目覚めると、真っ白でピカピカした空間にいた。目の前に女神さまが降臨した。
「そなたは、どんな世界に転生したいのだ?」女神さまは定番の質問をした。
「剣と魔法が支配する世界に」俺は戸惑う事なく答えた。
「そなたの願い叶えてしんぜよう。剣と魔法が支配する世界に転生じゃ」女神は両手を天に向けて掲げた。
「女神のチート、おおぐま座流星拳の奥義も与えよう」
俺は異世界へ勢いよく飛ばされた。
剣と魔法が支配する世界に来たんだ。剣士になろうと俺は決めていた。まずは冒険者ギルドへ向かう。
俺は古い木製のドアを押し開けた。そこに居るのは筋骨隆々とした男たち。
「お前。そんなヒョロっとした体で拳士になるつもりか?」と一番大きな躯体の男が絡んできた。
「ちげえよ。俺は剣士になりたいんだ」と俺。
「は?何言ってだこいつ?」と男は笑う。
「なんだ、なんだ、よそ者か」と男達が寄ってきた。
最初の男が逞しい左腕を伸ばすと俺の胸を掴んだ。
「ちょっと世間を教えてやるぜ」と右腕を振り上げた。
「あたたたたたっ」
俺は思わず女神からもらったチート技、おおぐま座流星拳を発動した。
どしーん
と音を立てて大男は床に倒れた。男たちは息を飲んだ。
これから俺の成り上がりがスタートした。
それから1年、女神から授かったチート能力で次々と敵を屈服させた。
不思議な事に、この1年間、剣も魔法も見ることがなかった。敵も味方も、拳で闘うのみ。

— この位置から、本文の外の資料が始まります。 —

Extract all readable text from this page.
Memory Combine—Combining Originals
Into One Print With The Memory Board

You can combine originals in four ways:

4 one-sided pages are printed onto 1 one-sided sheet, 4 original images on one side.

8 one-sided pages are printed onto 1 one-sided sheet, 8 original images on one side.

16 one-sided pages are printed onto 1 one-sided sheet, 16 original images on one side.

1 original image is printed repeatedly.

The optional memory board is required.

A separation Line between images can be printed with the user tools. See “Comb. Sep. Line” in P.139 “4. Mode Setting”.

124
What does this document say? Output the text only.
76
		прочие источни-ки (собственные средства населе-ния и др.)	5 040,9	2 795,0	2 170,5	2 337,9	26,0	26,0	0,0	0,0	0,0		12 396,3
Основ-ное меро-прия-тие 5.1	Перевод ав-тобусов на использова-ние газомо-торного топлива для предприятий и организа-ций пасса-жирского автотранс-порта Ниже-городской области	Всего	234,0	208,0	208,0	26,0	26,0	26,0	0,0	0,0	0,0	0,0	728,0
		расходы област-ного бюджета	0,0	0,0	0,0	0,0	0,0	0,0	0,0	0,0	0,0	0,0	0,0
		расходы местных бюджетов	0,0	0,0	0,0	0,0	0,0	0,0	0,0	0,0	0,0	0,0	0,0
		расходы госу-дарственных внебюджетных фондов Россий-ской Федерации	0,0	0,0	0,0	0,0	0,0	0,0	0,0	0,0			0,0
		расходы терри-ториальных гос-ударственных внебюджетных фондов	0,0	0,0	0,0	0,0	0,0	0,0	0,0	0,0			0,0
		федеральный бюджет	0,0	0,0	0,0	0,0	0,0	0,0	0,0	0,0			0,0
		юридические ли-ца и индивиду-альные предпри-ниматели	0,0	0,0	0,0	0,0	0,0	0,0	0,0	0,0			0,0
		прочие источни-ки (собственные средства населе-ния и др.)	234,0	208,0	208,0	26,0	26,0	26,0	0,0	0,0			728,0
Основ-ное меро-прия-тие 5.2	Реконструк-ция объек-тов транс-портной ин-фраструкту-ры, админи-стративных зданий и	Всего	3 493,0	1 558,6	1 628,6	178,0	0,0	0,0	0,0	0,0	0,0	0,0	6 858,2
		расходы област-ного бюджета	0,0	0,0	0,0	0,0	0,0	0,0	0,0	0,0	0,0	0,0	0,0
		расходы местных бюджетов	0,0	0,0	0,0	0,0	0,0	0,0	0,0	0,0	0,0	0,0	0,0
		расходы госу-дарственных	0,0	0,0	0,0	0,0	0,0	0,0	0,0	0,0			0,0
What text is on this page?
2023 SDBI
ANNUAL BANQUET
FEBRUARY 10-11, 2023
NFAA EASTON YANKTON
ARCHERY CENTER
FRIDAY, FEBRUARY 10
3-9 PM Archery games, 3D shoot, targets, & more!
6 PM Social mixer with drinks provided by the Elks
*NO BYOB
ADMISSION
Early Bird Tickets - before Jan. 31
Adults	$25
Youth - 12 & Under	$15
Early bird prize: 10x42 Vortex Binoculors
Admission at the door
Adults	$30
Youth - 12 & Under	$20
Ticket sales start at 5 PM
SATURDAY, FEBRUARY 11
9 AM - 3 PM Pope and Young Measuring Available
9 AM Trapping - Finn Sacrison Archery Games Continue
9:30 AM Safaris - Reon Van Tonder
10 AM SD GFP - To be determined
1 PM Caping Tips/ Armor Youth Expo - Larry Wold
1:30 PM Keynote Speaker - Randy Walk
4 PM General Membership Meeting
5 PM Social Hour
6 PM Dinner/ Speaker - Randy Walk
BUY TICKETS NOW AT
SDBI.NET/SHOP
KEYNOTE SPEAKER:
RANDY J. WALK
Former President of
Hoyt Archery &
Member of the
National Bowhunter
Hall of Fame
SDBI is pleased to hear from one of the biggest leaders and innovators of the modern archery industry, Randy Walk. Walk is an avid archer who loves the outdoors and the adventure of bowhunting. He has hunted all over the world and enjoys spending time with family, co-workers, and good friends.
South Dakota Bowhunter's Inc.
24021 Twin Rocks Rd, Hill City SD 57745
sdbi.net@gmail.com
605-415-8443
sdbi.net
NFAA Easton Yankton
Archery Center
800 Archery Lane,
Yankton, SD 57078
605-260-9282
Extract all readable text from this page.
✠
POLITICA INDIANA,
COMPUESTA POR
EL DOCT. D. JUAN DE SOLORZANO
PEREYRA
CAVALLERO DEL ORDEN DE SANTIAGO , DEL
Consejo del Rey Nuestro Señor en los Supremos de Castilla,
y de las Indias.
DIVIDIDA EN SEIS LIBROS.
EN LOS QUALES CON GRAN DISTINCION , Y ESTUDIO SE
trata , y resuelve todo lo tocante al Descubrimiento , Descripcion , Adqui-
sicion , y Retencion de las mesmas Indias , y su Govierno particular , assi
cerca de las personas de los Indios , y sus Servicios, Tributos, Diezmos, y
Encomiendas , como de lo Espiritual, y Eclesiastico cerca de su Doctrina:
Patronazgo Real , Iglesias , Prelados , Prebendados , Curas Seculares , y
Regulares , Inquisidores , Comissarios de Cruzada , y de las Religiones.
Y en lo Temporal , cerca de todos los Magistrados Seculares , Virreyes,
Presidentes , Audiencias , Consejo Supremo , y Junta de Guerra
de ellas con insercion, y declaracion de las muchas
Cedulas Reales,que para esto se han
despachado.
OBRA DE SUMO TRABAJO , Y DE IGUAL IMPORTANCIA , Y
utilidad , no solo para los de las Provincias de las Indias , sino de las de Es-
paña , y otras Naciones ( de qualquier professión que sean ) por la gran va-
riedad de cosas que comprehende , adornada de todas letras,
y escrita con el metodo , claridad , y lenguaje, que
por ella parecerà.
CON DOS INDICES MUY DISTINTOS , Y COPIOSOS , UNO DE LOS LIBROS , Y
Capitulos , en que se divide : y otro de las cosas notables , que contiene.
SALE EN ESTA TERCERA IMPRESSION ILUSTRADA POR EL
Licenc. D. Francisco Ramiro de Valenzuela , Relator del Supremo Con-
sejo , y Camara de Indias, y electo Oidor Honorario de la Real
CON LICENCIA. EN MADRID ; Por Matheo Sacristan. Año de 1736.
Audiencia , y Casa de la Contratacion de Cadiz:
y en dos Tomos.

「けっ、けっ、けっ、勇者よ。よくぞ四天王の我が城にたどり着いた」と魔族が威嚇する。
「問答無用。あたたたたたっ」
俺は、必殺奥義のおおぐま座流星拳で魔族を葬り去った。
勇者が現れたという噂は王国中に広がり、すぐに王城から使者が来た。
「国王様が勇者にお会いしたいと申しております」
俺は迎えの馬車に乗って王城へ向う。
王城のきらびやかな謁見の間で、大理石の道を進む。
道の両側には筋骨隆々の「拳士」が肩をいからせて並んでいる。俺を値踏みするように鋭い眼光で睨み付ける。
広間の最奥の一段高い所で、白髪で髭を蓄えた大柄の男が出迎える。
「これは国王陛下、ご招待を頂き参りました」と俺は膝まずく。
男は気まずそうに咳をした。
「ゴホン。私は宰相である。あちらにおわすのが国王陛下であるぞ」
玉座には3mはありそうな大剣が座っていた。黒々とした光沢を放ち重厚である。
「我こそは、国王である大剣エクスカリバーであるぞ。控えよ」重々しい声。
この大剣、口がきけるのかよ……
国王の横の席には、黒いモヤモヤとした不定形な、闇のような渦が巻いていた。
「国王の横におられる、あの物体は……。失礼ですが、何でございますか?」俺は小さな声で宰相に聞いた。
「物体とは失礼な。あの御方は女王陛下である『禁呪の魔法』様にあらせられます」宰相は慌てて訂正する。
確かに俺は「剣と魔法が支配する世界」を望んだけど、文字どおり過ぎないか?